La mano azul
Por Juan Pablo Picazo
La niña duerme. Aún puede llamársela
bebé, aunque dentro de poco dejará esa edad. Cuando sus padres o sus
tíos la miran tendida en su cuna tibia y protectora, no pueden menos que
admirar y envidiarle la profundidad del sueño, el ritmo impoluto de su
respiración, las tiernas poses que adopta en medio del descanso.
Nadie sin embargo conoce las angustias de
la pequeña. A veces abre los ojos en medio de la acuosa oscuridad y los
objetos, tan firmes y verdaderos durante el día, bailotean al ritmo de
la respiración del mundo, que parece ser algo así como un añejo animal
al que todos parasitamos irremediablemente.
Claro, ella no puede contarlo. No ahora.
Ni siquiera puede llamar cosas a los objetos que la rodean, sólo sabe
que están ahí y le dan seguridad, como esa parte suya que le trae la
leche cuando llora de una manera muy específica. No, aún no puede contar
nada sobre el tormento que padece casi cada noche. Un día será
necesaria la acción de uno de esos magos de la Orden de San Segismundo
de Viena para que excave en lo profundo de su mente, acaso entonces
pueda desprenderse de los terrores que la aquejan. O quizá no, porque
esos magos curan con palabras y la niña aún no las conoce, no sabe lo
qué son, ni el poder que tienen.
Otras noches sus padres se marchan luego
de abandonarla en la casa de la señora que a veces la cuida, se trata de
un lugar sucio y maloliente, donde nadie le hace caso mientras todos
esos seres relucientes con ojos fijos que habitan la vitrina, la miran y
se arrojan al suelo para romperse y que luego le peguen culpándola del
hecho. A veces logra salvarse de la paliza con un afilado grito, que
bien usado, puede romper ese mundo y llevarla de nuevo al otro, donde
alguien siempre acude y la abraza para reconfortarla.
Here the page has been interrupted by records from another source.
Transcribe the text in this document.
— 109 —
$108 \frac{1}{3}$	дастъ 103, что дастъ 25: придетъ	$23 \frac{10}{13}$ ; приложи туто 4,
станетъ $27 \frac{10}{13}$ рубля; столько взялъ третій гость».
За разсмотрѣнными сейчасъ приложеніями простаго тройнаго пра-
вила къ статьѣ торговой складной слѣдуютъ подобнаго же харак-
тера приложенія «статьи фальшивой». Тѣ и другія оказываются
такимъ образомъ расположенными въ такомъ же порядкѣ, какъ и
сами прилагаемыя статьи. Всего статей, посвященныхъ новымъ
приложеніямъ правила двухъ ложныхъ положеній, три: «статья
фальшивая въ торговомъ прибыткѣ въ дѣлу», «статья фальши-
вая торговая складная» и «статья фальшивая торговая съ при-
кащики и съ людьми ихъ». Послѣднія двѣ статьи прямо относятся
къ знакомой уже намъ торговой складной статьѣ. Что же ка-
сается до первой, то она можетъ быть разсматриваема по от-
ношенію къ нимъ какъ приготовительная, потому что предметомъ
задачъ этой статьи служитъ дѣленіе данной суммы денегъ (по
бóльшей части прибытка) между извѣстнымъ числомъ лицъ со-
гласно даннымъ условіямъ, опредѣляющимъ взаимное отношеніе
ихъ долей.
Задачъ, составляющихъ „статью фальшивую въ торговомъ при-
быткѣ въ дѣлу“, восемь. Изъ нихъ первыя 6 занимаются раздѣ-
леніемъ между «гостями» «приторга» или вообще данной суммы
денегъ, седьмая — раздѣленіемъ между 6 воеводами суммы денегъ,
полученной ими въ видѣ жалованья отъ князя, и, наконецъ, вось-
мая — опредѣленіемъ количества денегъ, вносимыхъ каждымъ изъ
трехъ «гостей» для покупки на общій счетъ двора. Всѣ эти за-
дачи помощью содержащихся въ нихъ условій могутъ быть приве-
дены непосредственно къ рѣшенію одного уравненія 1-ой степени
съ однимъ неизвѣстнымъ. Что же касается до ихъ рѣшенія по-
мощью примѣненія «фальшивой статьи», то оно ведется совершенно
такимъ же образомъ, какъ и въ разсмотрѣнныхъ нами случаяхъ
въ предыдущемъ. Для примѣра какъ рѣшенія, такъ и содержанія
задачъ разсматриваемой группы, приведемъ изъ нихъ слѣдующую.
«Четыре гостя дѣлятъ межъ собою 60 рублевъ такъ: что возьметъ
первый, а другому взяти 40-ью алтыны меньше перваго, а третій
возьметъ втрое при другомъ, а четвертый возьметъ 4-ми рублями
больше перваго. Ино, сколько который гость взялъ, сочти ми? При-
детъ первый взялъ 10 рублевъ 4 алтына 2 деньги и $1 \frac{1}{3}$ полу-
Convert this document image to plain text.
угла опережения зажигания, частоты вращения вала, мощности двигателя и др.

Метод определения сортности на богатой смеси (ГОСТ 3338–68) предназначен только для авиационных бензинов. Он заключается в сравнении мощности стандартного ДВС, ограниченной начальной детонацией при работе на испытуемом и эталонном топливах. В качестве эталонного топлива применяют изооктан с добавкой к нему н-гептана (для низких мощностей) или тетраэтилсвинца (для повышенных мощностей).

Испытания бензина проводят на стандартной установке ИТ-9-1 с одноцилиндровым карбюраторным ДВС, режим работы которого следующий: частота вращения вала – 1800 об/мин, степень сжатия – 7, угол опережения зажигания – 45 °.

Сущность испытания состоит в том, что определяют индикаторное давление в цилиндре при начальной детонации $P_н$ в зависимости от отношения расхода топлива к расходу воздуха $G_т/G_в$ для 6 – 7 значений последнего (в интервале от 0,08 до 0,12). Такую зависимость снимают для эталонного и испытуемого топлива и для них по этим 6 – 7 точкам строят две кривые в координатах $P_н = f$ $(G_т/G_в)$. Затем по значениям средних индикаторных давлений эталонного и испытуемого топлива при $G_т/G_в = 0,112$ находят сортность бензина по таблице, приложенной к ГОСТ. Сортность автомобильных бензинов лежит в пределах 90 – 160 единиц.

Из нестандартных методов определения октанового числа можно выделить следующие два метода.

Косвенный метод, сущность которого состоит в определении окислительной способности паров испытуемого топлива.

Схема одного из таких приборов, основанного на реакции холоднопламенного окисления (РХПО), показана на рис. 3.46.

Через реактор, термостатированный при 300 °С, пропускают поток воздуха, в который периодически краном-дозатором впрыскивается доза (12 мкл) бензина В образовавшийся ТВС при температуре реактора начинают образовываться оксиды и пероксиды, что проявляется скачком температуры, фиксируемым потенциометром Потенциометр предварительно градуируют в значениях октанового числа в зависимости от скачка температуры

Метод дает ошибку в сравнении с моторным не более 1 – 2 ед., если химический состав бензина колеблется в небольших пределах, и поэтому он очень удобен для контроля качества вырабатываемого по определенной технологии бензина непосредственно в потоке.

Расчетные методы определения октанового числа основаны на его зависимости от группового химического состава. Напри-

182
Pero nada se compara con la mano azul. Es
monstruosa, casi tan grande como ella misma. La presiente, sabe que
vendrá cuando apagan la luz y sólo queda ese brillo fantasmal que da la
pequeña lámpara de la pared. Finalmente la tranquiliza que a lo lejos
aunque amortiguadas, las voces de sus padres se escuchan con ese modo
tan raro de hablar que nadie entiende, la voz de ella es fuerte y
rápida; la de él, azucarada y suave, lenta como leche caliente en la garganta.
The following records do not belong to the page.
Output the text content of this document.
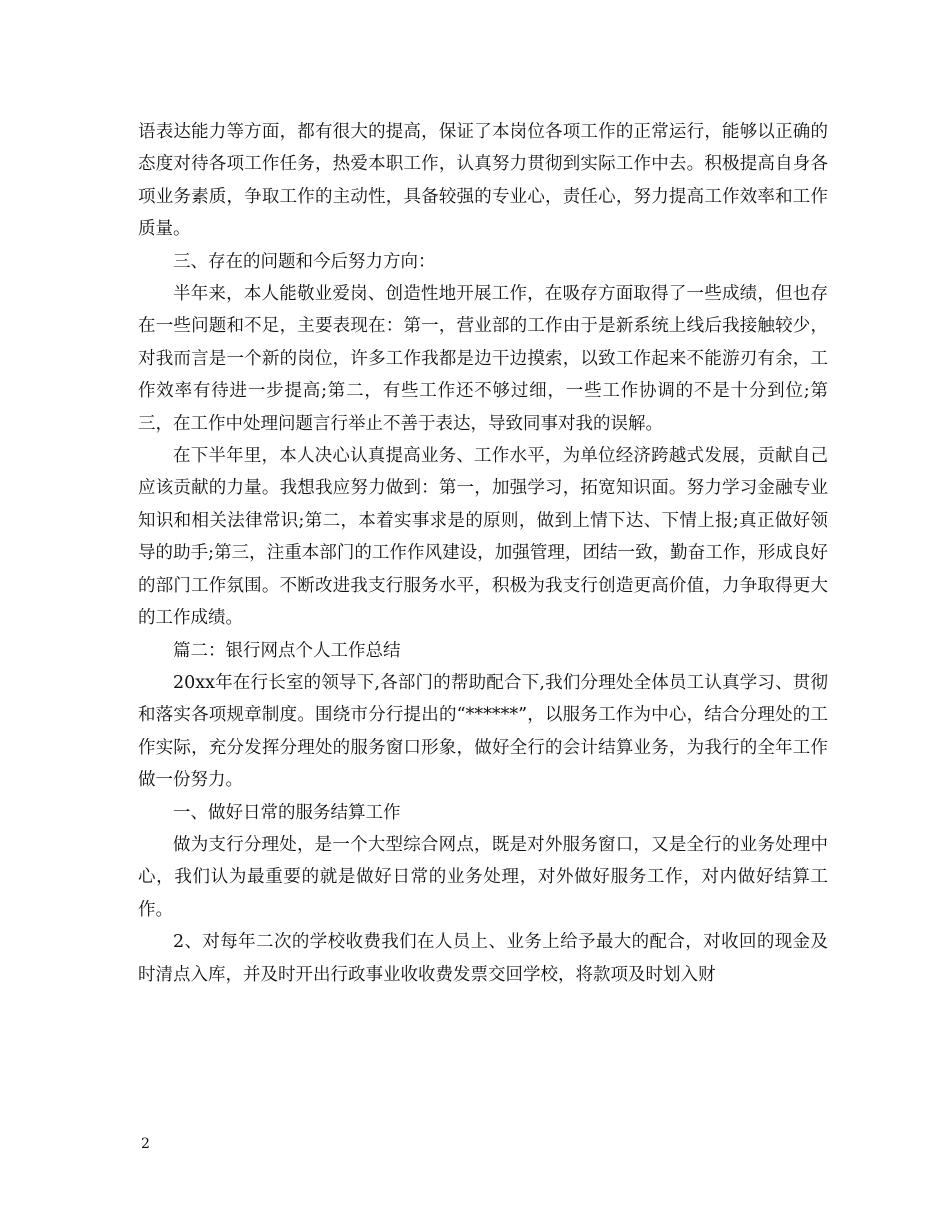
语表达能力等方面，都有很大的提高，保证了本岗位各项工作的正常运行，能够以正确的态度对待各项工作任务，热爱本职工作，认真努力贯彻到实际工作中去。积极提高自身各项业务素质，争取工作的主动性，具备较强的专业心，责任心，努力提高工作效率和工作质量。

三、存在的问题和今后努力方向：

半年来，本人能敬业爱岗、创造性地开展工作，在吸存方面取得了一些成绩，但也存在一些问题和不足，主要表现在：第一，营业部的工作由于是新系统上线后我接触较少，对我而言是一个新的岗位，许多工作我都是边干边摸索，以致工作起来不能游刃有余，工作效率有待进一步提高;第二，有些工作还不够过细，一些工作协调的不是十分到位;第三，在工作中处理问题言行举止不善于表达，导致同事对我的误解。

在下半年里，本人决心认真提高业务、工作水平，为单位经济跨越式发展，贡献自己应该贡献的力量。我想我应努力做到：第一，加强学习，拓宽知识面。努力学习金融专业知识和相关法律常识;第二，本着实事求是的原则，做到上情下达、下情上报;真正做好领导的助手;第三，注重本部门的工作作风建设，加强管理，团结一致，勤奋工作，形成良好的部门工作氛围。不断改进我支行服务水平，积极为我支行创造更高价值，力争取得更大的工作成绩。

篇二：银行网点个人工作总结

20xx年在行长室的领导下,各部门的帮助配合下,我们分理处全体员工认真学习、贯彻和落实各项规章制度。围绕市分行提出的“******”，以服务工作为中心，结合分理处的工作实际，充分发挥分理处的服务窗口形象，做好全行的会计结算业务，为我行的全年工作做一份努力。

一、做好日常的服务结算工作

做为支行分理处，是一个大型综合网点，既是对外服务窗口，又是全行的业务处理中心，我们认为最重要的就是做好日常的业务处理，对外做好服务工作，对内做好结算工作。

2、对每年二次的学校收费我们在人员上、业务上给予最大的配合，对收回的现金及时清点入库，并及时开出行政事业收收费发票交回学校，将款项及时划入财

2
Entonces al fin se queda dormida, y lo
sabe porque se sueña a sí misma dormida y escucha cómo debajo de ella
esa enorme mano de color añil repta buscando treparse a la cuna, siempre
le cuesta trabajo, y le aterra no poder aprovechar ese eterno tiempo
que tarda en subir para prevenirse del ataque.
Otras veces la mano azul cae desde la
lámpara apagada que cuelga en el techo. Tan pronto como el foco se
enfría la mano asoma sus dedos, se acomoda, y se deja caer libremente
sobre la cuna. O bien, se acerca desde la pared contra la que está
apoyada su cabecera. No importa que su cuna esté separada de la pared
unos centímetros para alejarla de posibles arácnidos letales, la mano
tiene dedos ágiles y largos, y siempre acaba por dar con ella.
Sin obstar desde dónde ataque, el
resultado siempre es el mismo: primero recorre con particular
detenimiento los barrotes, el tul que la defiende de los moscos, se
descuelga por el móvil de abejitas que tanto ama y entonces salta sobre
su cuerpo. Aterriza con tanta ligereza que es imposible adivinarla ya a
punto de atacar. Luego hace su fechoría: la atenaza de cosquillas hasta
que se ahoga de risa.
Por eso a la niña no le gusta que le
hagan cosquillas, le son intolerables. Si alguien lo intenta frunce el
ceño y tira manotazos desesperados, furiosos. Lo mismo hace en el sueño
pero la mano es habilísima, la esquiva y con el índice tira profundas
estocadas en sus costillas, rasca detrás de sus orejas, se introduce en
sus axilas, haciéndola estallar de risa. No, no puede detenerla, va a
morir.
Cuando ya se siente perdida, la mano se
retira para dejarla respirar, pero es una estratagema antes de atacarla
nuevamente, otras, la voz de mamá la saca de ese mundo terrible de la
mano azul preguntándose qué sueña la bebé que así ríe dormida y quizá es
un sueño feliz, entonces llora de ira no por haber sido despertada,
sino porque nadie la salvara desde antes.